# The Heritage: a 157 up for sale in Winnipeg



## loudtubeamps (Feb 2, 2012)

Kijiji - Buy, Sell & Save with Canada's #1 Local Classifieds


Visit Kijiji Classifieds to buy, sell, or trade almost anything! New and used items, cars, real estate, jobs, services, vacation rentals and more virtually anywhere.




www.kijiji.ca


----------



## blueshores_guy (Apr 8, 2007)

Seller is somewhat incorrect. Heritage guitars are made in Kalamazoo, Michigan, not Maryland. H157's are the top of the line in the 150 series.


----------



## loudtubeamps (Feb 2, 2012)

blueshores_guy said:


> Seller is somewhat incorrect. Heritage guitars are made in Kalamazoo, Michigan, not Maryland. H157's are the top of the line in the 150 series.


Yeah, very odd considering Kalamazoo is there in plain sight on the headstock.


----------



## tomee2 (Feb 27, 2017)

stupid Heritage questions ... is the body shape pretty much exactly like a Gibson Les Paul? And are these usually that much cheaper than a similar Gibson?


----------



## blueshores_guy (Apr 8, 2007)

Yeah, body shapes are mostly identical. And because Heritage is not a well-known brand, they are usually a lot less money than the G-brand. Historically, the Heritage 150 series has been favourably compared to the Gibson custom shop models in terms of workmanship/fit/finish/playability. This particular example, as stated in the ad, has had a headstock repair, and I think the price reflects that unfortunate history.


----------



## Budda (May 29, 2007)

tomee2 said:


> stupid Heritage questions ... is the body shape pretty much exactly like a Gibson Les Paul? And are these usually that much cheaper than a similar Gibson?
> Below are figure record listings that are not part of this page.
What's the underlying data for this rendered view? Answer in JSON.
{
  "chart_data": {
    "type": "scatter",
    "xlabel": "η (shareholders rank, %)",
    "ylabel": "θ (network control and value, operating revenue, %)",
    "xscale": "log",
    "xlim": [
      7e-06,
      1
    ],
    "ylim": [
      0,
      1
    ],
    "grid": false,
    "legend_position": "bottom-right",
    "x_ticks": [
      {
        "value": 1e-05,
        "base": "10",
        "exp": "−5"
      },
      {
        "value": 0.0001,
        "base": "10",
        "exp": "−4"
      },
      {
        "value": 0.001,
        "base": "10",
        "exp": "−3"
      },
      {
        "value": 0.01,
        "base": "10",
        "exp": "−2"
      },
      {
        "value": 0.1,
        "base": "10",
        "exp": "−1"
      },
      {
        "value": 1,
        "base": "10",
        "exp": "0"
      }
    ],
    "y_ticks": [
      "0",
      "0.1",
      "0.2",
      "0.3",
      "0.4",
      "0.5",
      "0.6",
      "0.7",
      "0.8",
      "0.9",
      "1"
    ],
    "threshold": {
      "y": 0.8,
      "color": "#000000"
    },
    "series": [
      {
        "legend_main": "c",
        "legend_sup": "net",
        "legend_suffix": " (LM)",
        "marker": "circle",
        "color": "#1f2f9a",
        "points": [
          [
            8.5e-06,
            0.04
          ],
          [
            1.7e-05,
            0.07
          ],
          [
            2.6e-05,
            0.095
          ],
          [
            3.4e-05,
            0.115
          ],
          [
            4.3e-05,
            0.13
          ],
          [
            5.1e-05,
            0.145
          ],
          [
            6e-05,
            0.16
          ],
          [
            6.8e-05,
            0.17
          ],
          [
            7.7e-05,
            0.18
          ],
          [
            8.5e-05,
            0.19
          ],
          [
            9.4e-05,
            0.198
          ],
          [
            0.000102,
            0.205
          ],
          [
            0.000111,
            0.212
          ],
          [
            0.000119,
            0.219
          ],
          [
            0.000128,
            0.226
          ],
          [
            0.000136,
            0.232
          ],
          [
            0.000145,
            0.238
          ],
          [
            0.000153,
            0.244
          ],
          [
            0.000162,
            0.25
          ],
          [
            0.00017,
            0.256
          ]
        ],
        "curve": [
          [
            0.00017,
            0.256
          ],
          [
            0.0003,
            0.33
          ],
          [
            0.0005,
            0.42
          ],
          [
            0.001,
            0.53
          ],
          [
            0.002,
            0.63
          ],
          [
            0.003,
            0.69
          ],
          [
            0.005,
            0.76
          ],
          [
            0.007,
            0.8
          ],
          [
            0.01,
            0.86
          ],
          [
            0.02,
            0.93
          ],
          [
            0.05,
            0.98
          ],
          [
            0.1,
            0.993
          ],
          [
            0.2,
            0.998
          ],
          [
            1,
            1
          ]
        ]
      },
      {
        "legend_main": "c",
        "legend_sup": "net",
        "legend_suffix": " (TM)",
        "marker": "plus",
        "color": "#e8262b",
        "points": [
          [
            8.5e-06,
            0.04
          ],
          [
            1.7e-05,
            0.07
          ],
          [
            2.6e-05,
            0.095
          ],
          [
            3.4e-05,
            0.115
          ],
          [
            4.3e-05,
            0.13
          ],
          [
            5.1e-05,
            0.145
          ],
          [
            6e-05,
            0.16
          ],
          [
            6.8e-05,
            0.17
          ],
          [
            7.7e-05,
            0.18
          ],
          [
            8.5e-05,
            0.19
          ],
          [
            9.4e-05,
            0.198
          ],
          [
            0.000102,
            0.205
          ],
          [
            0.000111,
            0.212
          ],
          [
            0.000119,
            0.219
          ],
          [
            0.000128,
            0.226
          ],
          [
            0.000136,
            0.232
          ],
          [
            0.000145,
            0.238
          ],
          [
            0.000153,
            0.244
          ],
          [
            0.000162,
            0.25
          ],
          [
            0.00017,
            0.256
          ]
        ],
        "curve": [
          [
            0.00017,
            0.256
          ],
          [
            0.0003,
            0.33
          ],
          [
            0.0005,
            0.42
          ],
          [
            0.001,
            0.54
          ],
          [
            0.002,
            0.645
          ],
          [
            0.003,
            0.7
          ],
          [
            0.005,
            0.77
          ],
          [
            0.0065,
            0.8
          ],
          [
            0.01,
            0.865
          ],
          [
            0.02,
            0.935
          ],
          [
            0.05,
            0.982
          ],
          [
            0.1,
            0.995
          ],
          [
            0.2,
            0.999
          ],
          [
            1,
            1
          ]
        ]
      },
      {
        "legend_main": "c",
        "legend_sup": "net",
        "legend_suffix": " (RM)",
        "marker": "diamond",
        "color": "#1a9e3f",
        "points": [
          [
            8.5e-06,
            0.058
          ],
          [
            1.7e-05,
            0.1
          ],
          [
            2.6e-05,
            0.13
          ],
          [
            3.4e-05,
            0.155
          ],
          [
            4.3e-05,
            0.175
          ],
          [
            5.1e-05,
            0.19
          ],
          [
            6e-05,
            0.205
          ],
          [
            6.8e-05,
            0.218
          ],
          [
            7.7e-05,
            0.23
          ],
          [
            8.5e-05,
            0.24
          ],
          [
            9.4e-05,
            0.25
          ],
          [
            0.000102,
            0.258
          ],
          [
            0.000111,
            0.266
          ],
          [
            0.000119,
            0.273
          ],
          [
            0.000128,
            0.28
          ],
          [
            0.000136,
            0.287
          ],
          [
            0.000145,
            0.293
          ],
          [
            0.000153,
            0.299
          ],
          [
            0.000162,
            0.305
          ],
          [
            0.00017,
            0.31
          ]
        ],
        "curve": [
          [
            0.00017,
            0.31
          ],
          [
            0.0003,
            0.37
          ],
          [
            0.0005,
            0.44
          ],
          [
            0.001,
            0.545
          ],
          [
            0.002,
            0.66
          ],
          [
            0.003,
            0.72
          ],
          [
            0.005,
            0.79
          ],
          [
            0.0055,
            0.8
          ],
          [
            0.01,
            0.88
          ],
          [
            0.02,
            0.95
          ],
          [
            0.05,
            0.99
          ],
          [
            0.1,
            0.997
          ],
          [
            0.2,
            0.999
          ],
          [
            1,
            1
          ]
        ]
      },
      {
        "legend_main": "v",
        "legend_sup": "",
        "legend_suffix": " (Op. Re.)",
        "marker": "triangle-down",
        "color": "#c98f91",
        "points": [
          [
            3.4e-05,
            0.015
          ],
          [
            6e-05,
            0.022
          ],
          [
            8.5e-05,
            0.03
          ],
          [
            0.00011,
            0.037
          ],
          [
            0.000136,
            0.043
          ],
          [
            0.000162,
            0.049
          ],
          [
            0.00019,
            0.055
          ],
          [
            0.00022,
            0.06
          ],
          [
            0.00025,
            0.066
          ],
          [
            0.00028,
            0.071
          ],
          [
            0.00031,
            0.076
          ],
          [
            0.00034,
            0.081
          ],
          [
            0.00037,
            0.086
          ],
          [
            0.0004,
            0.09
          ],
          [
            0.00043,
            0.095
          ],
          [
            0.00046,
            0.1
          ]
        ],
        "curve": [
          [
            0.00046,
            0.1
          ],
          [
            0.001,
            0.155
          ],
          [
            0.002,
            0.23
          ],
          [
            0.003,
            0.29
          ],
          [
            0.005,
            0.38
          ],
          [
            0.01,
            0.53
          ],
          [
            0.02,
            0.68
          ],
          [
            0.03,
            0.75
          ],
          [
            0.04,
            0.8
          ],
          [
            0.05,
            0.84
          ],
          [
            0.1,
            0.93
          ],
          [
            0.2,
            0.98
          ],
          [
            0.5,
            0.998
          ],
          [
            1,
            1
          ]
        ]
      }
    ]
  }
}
A used heritage is usually about the same as a used traditional IIRC. This one is cheap because it had the neck repaired.


----------



## tomee2 (Feb 27, 2017)

I missed the broken neck part!


----------



## Budda (May 29, 2007)

tomee2 said:


> I missed the broken neck part!


I said neck but should have said headstock. Either way, if someone's willing to gamble they are probably getting a solid les paul custom for less than a new Gibson LP studio.


----------



## Milkman (Feb 2, 2006)

Budda said:


> I said neck but should have said headstock. Either way, if someone's willing to gamble they are probably getting a solid les paul custom for less than a new Gibson LP studio.



Looks like Heritage nailed that element of Gibson design.


----------



## brokentoes (Jun 29, 2014)

They also have a really bad resell value due to the headstock shape. i dont mind it myself and its most likely an improvement, but i dont make the rules. Its quite stunning. Repair looks solid and well done.


----------



## Budda (May 29, 2007)

I don't know about "bad" resale - good luck getting one for less than $2300 used. If it's not a custom order I think they're around $3500 new for a standard? I tried to check our local dealer prices but it appears they don't stock them anymore.


----------



## loudtubeamps (Feb 2, 2012)

Milkman said:


> Looks like Heritage nailed that element of Gibson design.


Exactly. These are made by of some of the original craftsmen using the original tools in the factory where it all began for Gibson. The designs differ slightly and _most_ design changes are an improvement over the instruments that have been coming out of Nashville. In 2016 alot of the old guard left due to a change in ownership but form what I have been told by avid Heritage owners, the new crop is very good.They just don't have the mojo associated with the older builds.


----------



## loudtubeamps (Feb 2, 2012)

tomee2 said:


> stupid Heritage questions ... is the body shape pretty much exactly like a Gibson Les Paul? And are these usually that much cheaper than a similar Gibson?


 The 150 / 157 models are (in size and weight ) pretty much what you would expect from a LP.
The 140 on the other hand, retains the body shape/ style, slightly thinner , a bit narrower in the bout and a very comfortable weight.
For my taste this is the perfect LP style.


----------